Background: The natural history of metastatic melanoma in lymph nodes in the absence of a known primary site (MUP) has been defined poorly; thus, treatment guidelines for patients with MUP are not clear-cut.
Methods: The authors conducted a retrospective analysis of consecutive patients with melanoma (from 1990 to 2001) who underwent surgical resection for melanoma metastatic to regional lymph nodes. Among those patients, 71 patients with MUP and 466 control patients who had regional lymph node metastases of similar stage with a known primary site were identified. Associations between clinicopathologic factors and survival were estimated by using the Cox proportional hazards model.
Results: After they underwent lymph node dissection, patients with MUP were classified with N1b disease (47%), N2b disease (14%), or N3 disease (39%). With a median follow-up of 7.7 years, the 5-year and 10-year overall survival rates were 55% and 44%, respectively, for patients with MUP, compared with 42% and 32%, respectively, for the control group (P = .04). In multivariate analyses, age 50 years or older, male gender, and N2b or N3 disease status were identified as adverse prognostic factors, and MUP was identified as a favorable prognostic factor (hazard ratio, 0.61; 95% confidence interval, 0.42-0.86; P = .006) for overall survival.

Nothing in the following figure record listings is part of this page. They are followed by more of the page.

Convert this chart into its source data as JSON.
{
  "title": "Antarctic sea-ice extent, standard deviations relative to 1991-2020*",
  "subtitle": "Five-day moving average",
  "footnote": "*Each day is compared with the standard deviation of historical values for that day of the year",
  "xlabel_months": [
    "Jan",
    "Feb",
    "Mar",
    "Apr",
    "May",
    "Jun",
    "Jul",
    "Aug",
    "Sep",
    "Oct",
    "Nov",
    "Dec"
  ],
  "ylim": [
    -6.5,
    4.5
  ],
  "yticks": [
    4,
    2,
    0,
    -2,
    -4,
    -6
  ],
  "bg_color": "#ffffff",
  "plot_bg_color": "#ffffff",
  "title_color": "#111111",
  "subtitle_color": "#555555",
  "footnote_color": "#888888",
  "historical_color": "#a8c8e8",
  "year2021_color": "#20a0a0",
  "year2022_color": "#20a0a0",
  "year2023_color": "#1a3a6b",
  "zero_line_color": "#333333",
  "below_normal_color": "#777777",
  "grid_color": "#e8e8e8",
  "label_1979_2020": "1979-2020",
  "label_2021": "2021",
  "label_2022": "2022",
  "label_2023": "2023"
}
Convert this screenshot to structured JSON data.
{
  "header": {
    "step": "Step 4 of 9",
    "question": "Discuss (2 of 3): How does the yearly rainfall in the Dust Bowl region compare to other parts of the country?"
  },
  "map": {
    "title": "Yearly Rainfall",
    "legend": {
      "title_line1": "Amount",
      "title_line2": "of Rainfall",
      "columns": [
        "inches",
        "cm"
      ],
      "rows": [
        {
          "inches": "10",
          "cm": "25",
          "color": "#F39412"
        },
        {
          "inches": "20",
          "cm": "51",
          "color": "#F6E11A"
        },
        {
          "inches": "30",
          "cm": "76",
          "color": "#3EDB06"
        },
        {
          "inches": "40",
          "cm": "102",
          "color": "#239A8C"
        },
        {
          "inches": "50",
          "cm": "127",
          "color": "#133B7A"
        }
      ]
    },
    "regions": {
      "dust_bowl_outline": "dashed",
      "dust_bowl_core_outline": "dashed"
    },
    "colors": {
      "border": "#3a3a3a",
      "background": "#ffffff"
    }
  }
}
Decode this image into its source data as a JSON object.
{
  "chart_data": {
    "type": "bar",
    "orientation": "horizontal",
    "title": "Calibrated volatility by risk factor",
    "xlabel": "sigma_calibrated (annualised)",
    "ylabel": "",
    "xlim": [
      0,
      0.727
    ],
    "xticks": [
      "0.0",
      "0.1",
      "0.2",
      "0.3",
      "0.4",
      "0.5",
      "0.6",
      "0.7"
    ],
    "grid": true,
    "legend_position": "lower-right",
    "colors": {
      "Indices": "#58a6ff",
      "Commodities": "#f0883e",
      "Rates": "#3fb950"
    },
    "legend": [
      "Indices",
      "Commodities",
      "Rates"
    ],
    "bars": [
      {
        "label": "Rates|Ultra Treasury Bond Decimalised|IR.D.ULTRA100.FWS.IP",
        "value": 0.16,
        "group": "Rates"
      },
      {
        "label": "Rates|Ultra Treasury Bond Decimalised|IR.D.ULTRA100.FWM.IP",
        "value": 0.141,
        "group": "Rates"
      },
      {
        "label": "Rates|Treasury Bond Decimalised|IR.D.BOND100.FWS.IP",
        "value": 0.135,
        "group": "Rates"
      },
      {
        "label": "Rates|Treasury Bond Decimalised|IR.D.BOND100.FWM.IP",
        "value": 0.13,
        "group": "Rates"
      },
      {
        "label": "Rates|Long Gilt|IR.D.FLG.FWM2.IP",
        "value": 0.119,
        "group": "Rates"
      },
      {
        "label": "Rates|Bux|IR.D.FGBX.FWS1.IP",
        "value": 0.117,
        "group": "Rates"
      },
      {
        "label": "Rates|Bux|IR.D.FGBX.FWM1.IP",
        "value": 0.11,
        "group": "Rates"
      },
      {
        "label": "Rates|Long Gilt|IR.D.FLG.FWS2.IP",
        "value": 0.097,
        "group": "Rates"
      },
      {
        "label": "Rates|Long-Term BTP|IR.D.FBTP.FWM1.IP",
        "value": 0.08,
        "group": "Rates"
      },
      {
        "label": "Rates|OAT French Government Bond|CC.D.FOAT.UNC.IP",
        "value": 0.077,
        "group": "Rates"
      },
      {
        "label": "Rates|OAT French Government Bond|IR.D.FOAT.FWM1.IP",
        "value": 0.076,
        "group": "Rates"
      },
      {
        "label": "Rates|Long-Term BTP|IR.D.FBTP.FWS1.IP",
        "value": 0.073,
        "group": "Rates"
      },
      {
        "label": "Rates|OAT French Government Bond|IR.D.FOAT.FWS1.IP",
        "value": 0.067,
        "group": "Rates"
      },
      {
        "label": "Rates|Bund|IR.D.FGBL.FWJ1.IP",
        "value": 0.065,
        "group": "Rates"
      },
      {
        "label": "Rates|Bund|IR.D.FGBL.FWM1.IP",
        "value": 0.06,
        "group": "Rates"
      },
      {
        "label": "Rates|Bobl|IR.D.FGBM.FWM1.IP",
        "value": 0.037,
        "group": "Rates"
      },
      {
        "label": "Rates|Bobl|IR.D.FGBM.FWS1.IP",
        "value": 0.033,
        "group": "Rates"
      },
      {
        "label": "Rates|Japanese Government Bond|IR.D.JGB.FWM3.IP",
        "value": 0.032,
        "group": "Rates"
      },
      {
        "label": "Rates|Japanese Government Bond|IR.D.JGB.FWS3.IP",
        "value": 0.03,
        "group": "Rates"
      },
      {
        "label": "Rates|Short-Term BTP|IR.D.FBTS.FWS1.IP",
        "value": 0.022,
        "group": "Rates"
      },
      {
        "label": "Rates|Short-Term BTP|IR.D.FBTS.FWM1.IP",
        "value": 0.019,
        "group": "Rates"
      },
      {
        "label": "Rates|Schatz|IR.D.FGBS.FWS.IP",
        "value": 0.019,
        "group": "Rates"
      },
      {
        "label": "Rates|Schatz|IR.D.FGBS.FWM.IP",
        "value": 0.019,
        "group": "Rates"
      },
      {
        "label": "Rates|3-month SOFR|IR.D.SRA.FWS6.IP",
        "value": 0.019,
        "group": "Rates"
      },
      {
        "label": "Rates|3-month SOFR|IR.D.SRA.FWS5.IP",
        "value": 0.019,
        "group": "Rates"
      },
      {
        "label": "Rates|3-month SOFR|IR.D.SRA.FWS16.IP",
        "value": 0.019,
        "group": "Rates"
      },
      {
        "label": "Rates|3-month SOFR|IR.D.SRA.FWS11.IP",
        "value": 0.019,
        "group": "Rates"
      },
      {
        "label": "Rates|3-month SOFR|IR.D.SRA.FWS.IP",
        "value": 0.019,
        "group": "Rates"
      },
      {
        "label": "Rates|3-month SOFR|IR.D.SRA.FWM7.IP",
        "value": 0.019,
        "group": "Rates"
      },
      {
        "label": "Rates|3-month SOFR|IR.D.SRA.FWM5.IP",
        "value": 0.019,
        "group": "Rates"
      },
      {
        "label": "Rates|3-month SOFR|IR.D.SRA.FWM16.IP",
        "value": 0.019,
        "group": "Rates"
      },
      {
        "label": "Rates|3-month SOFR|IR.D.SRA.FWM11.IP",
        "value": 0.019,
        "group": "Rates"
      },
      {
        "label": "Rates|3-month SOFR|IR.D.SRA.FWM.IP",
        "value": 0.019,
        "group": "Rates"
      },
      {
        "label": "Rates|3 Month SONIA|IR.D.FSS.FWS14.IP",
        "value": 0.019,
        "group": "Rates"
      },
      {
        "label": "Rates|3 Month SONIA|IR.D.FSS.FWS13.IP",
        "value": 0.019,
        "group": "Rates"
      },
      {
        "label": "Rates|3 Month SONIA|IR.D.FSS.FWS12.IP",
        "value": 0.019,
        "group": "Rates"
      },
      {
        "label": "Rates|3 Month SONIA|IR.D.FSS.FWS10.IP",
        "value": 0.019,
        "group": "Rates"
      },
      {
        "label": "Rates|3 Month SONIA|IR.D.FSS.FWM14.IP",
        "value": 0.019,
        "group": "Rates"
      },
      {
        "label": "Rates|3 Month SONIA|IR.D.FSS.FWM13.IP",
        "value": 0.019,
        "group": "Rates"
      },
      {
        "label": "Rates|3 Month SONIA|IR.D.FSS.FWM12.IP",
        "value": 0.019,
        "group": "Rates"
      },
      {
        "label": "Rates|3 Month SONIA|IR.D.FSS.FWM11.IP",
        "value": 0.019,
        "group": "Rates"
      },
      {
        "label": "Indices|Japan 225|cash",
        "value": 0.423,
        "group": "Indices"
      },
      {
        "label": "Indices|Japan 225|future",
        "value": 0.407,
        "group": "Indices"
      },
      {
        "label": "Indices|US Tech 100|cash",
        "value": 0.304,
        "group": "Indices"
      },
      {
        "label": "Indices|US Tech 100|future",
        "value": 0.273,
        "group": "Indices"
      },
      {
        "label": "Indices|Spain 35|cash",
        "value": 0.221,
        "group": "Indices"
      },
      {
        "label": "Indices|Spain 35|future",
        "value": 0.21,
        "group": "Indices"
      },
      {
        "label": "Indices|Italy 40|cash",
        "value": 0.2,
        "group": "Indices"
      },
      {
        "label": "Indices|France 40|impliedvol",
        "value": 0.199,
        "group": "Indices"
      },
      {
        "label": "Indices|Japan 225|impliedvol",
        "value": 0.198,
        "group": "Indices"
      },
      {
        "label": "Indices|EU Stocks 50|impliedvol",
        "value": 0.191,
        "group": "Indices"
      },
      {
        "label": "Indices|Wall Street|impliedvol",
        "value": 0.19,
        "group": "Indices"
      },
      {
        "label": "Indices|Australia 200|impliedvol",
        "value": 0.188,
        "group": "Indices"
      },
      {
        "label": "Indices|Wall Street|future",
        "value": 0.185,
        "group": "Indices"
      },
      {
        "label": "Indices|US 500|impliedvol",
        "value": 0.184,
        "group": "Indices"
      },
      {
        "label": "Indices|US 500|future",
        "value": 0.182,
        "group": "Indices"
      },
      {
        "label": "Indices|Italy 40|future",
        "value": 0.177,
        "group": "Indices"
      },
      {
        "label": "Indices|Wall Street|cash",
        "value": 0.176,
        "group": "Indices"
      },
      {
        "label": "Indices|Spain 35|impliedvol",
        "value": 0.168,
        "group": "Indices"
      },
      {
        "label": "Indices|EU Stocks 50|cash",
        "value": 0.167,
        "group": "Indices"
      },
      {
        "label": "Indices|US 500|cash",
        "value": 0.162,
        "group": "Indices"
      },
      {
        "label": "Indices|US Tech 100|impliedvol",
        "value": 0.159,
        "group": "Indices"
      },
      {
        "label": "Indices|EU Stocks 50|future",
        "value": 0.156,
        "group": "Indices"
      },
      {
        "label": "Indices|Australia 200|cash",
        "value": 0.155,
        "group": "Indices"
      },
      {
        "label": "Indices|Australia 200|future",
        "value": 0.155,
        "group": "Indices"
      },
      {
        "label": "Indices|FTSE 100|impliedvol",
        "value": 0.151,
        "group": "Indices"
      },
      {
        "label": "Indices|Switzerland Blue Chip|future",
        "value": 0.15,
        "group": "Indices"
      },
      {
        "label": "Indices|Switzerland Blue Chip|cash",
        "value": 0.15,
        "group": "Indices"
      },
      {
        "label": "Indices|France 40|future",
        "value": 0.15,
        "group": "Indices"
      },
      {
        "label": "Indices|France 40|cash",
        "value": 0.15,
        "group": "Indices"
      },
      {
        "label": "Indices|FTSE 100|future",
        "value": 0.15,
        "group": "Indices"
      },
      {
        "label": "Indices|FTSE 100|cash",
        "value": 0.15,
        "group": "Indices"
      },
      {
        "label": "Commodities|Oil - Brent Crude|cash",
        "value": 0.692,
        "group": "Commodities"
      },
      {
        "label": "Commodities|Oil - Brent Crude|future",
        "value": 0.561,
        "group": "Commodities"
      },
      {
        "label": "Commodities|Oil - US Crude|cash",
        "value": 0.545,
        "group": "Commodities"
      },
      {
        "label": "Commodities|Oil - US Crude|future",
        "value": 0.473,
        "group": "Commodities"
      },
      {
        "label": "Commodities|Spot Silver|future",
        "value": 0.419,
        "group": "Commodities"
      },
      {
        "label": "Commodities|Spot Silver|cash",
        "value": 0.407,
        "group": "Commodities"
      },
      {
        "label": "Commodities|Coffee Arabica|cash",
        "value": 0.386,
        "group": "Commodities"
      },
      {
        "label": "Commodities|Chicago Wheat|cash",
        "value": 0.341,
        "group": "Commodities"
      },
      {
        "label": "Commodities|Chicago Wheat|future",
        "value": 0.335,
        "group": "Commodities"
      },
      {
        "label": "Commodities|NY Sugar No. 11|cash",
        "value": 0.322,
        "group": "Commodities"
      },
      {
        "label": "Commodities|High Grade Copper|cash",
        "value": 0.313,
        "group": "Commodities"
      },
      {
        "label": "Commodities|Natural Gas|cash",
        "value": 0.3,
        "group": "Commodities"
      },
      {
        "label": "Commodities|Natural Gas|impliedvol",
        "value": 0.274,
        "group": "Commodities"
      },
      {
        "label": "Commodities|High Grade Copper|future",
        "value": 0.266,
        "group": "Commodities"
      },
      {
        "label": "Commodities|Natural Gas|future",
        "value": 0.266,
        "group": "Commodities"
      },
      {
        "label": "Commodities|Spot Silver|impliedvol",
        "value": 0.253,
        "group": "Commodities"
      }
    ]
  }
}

Conclusions: The relatively favorable long-term survival of patients with MUP in the current study suggested that patients with MUP have a natural history that is similar to (if not better than) the survival of many patients with Stage III disease. Therefore, patients with MUP should be treated with an aggressive surgical approach with curative intent and should be considered for Stage III adjuvant therapy protocols. Cancer 2006. (c) 2006 American Cancer Society.